How would Joseph’s original plan help Mary?

This Sunday I’m preaching on Matthew 1:18-25. This scripture tells the Christmas story from Joseph’s perspective. Originally, Joseph didn’t believe Mary when she told him that she was pregnant by the Holy Spirit. Joseph naturally assumed that another man was the father. But then we have this intriguing verse 19:

Her husband Joseph, being a righteous man and unwilling to expose her to public disgrace, planned to dismiss her quietly.

I’ve always wondered what exactly this means. I’m aware that the couple’s engagement meant, in the eyes of the law, that they were already technically married, even though they hadn’t consummated the marriage. Therefore Joseph—not to mention anyone else who might hear the story of Jesus’ miraculous conception—believed that Mary had committed adultery. According the law of Moses, adultery was a capital crime.

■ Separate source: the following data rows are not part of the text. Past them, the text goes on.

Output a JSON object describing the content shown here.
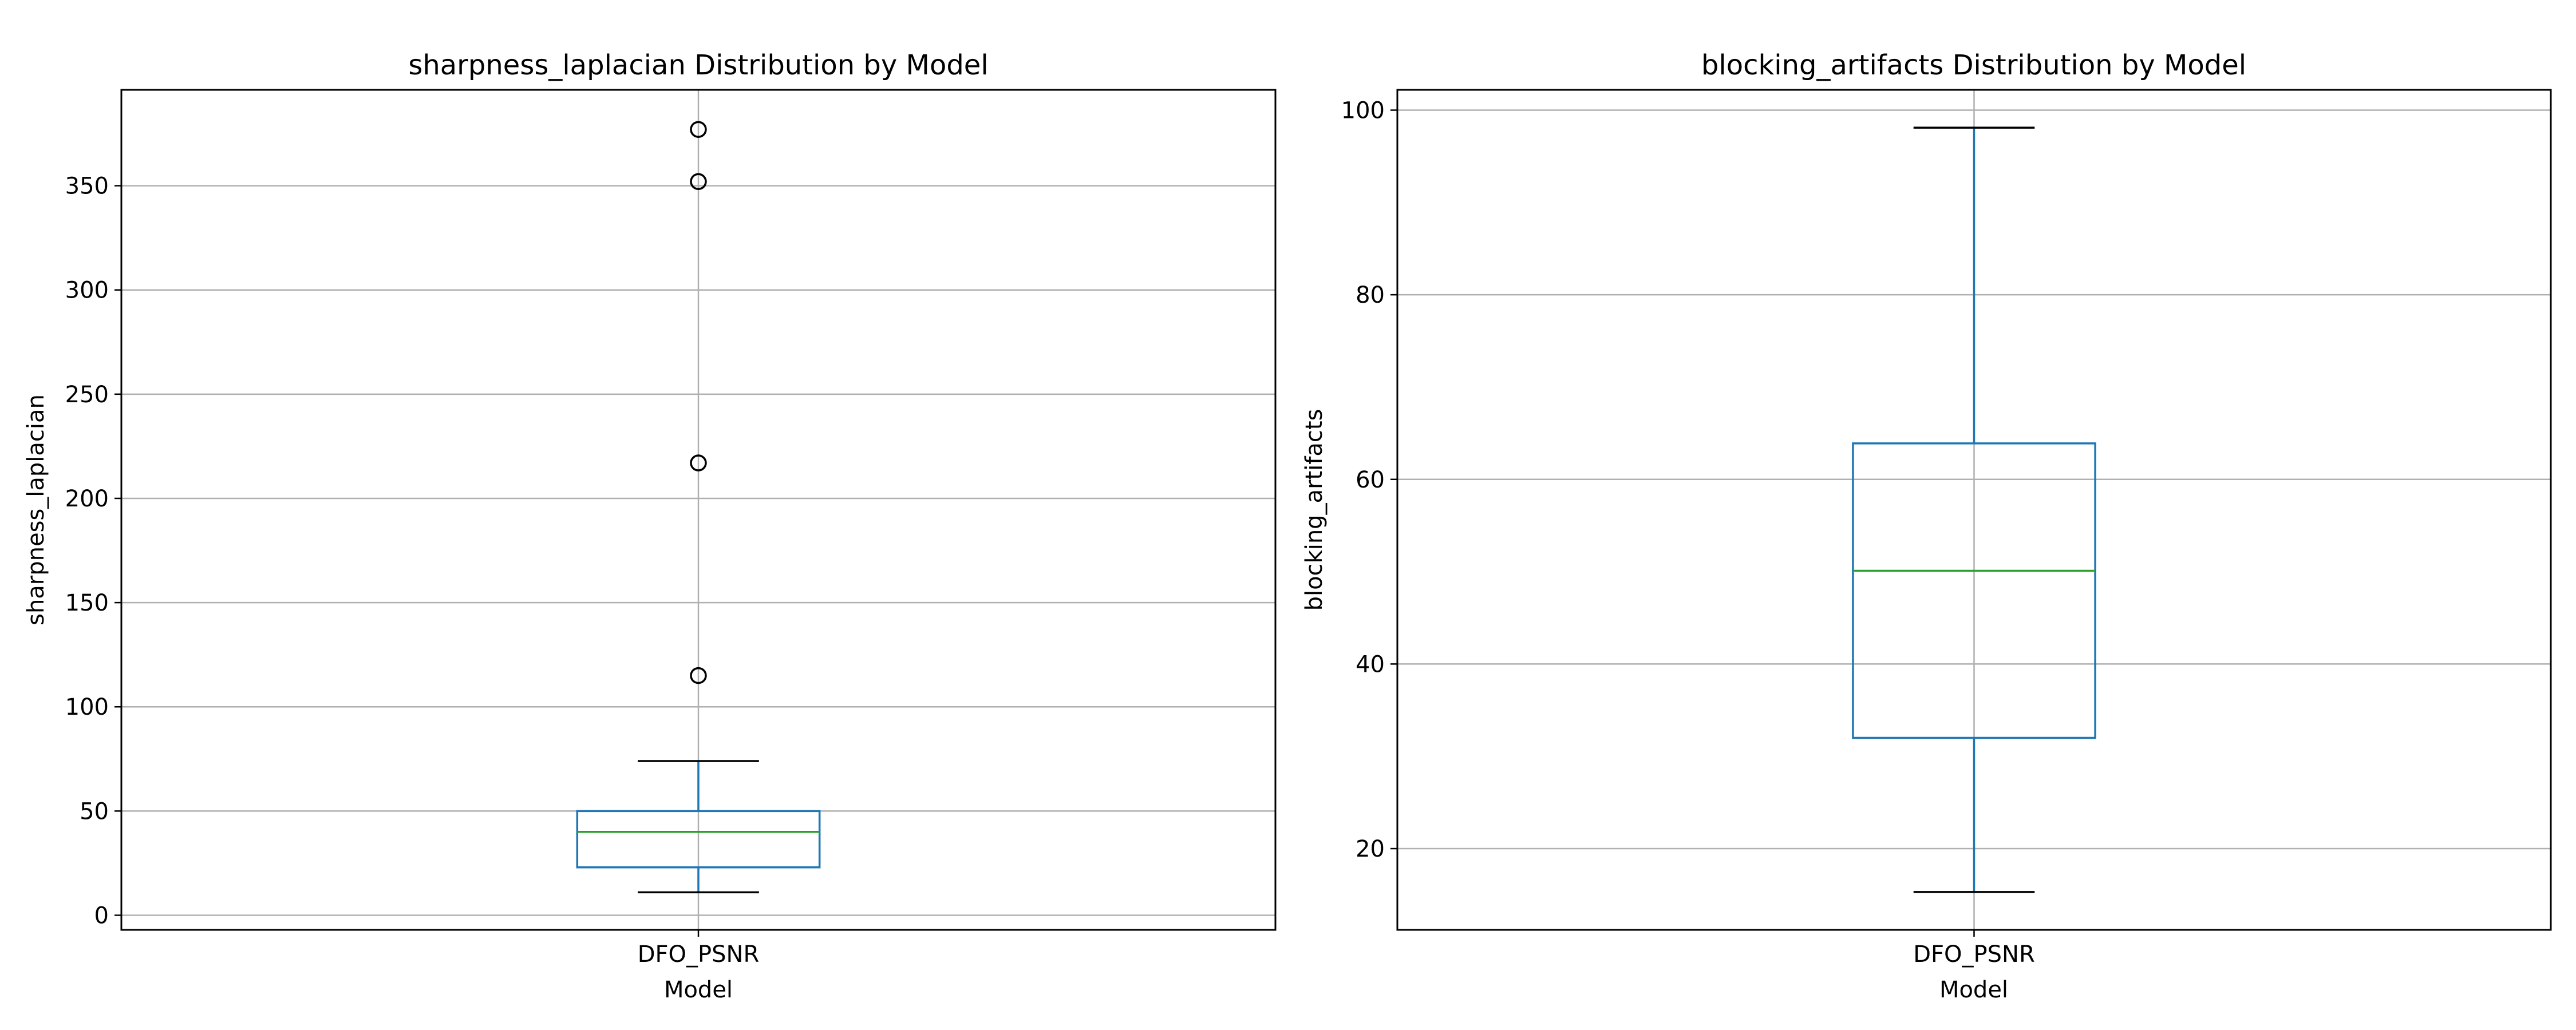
{
  "chart_data": [
    {
      "type": "box",
      "title": "sharpness_laplacian Distribution by Model",
      "xlabel": "Model",
      "ylabel": "sharpness_laplacian",
      "categories": [
        "DFO_PSNR"
      ],
      "ylim": [
        -7,
        396
      ],
      "yticks": [
        0,
        50,
        100,
        150,
        200,
        250,
        300,
        350
      ],
      "grid": true,
      "boxes": [
        {
          "category": "DFO_PSNR",
          "whisker_low": 11,
          "q1": 23,
          "median": 40,
          "q3": 50,
          "whisker_high": 74,
          "outliers": [
            115,
            217,
            352,
            377
          ]
        }
      ]
    },
    {
      "type": "box",
      "title": "blocking_artifacts Distribution by Model",
      "xlabel": "Model",
      "ylabel": "blocking_artifacts",
      "categories": [
        "DFO_PSNR"
      ],
      "ylim": [
        11.2,
        102.2
      ],
      "yticks": [
        20,
        40,
        60,
        80,
        100
      ],
      "grid": true,
      "boxes": [
        {
          "category": "DFO_PSNR",
          "whisker_low": 15.3,
          "q1": 32,
          "median": 50.1,
          "q3": 63.9,
          "whisker_high": 98.1,
          "outliers": []
        }
      ]
    }
  ],
  "colors": {
    "box": "#1f77b4",
    "median": "#2ca02c",
    "grid": "#b0b0b0",
    "axis": "#000000",
    "whisker_cap": "#000000",
    "flier": "#000000"
  }
}
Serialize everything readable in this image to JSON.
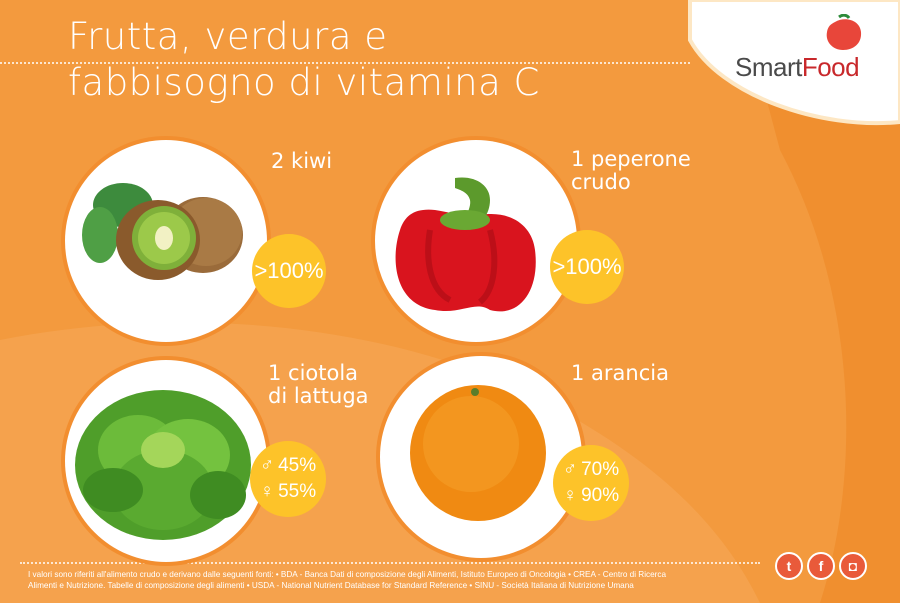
{
  "title": {
    "line1": "Frutta, verdura e",
    "line2": "fabbisogno di vitamina C"
  },
  "logo": {
    "smart": "Smart",
    "food": "Food"
  },
  "items": [
    {
      "label_line1": "2 kiwi",
      "label_line2": "",
      "value": ">100%"
    },
    {
      "label_line1": "1 peperone",
      "label_line2": "crudo",
      "value": ">100%"
    },
    {
      "label_line1": "1 ciotola",
      "label_line2": "di lattuga",
      "value_male": "45%",
      "value_female": "55%"
    },
    {
      "label_line1": "1 arancia",
      "label_line2": "",
      "value_male": "70%",
      "value_female": "90%"
    }
  ],
  "footer": {
    "line1": "I valori sono riferiti all'alimento crudo e derivano dalle seguenti fonti: • BDA - Banca Dati di composizione degli Alimenti, Istituto Europeo di Oncologia • CREA - Centro di Ricerca",
    "line2": "Alimenti e Nutrizione. Tabelle di composizione degli alimenti • USDA - National Nutrient Database for Standard Reference • SINU - Società Italiana di Nutrizione Umana"
  },
  "social": {
    "twitter": "t",
    "facebook": "f",
    "instagram": "◘"
  },
  "colors": {
    "background": "#f39a3e",
    "badge": "#fdc329",
    "brand_red": "#c8282b",
    "social": "#e95a3a"
  }
}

I get that Joseph wanted to spare Mary both her life and public humiliation, but how would annulling his marriage help with this? Even if he “dismissed her quietly,” the conspicuous fact that Mary was pregnant would become more and more apparent, and someone was the father. Wouldn’t people put two and two together and assume that Mary slept with someone else, and Joseph, in his justifiable anger and hurt, divorced her for this reason?

Well, no… Not according to Adam Hamilton. By keeping quiet about the reasons for the divorce, people would assume that Joseph himself had sex with Mary (perhaps when he visited her at Elizabeth and Zechariah’s house in the Judean highlands). By divorcing her and letting people believe that he was the father, Joseph would bear the shame, not Mary. Meanwhile, by divorcing Mary, Joseph believed he was giving the “real” father the chance to do the right thing and take Mary as his wife.

Out of great compassion, Joseph was willing to let people think that he was the irresponsible jerk.

This makes a lot of sense to me. As Hamilton writes,

Joseph knew that after he ended the engagement, everyone would soon discover that Mary was pregnant. They would naturally assume that Joseph was the father and that he had slept with her while she was in Ein Karem [the traditional home of Elizabeth and Zechariah], then broken off the engagement. The shame would be his, not Mary’s. Mary’s life would be spared, and she would have the pity of her family. Mary’s family would keep the dowry that had already been paid, and Joseph would provide the agreed-upon additional dowry that would have been provided at his wedding. He would also provide for the child and, if Mary’s father insisted, he could be required to take her as his wife.

Adam Hamilton, The Journey (Nashville: Abingdon, 2011), 44.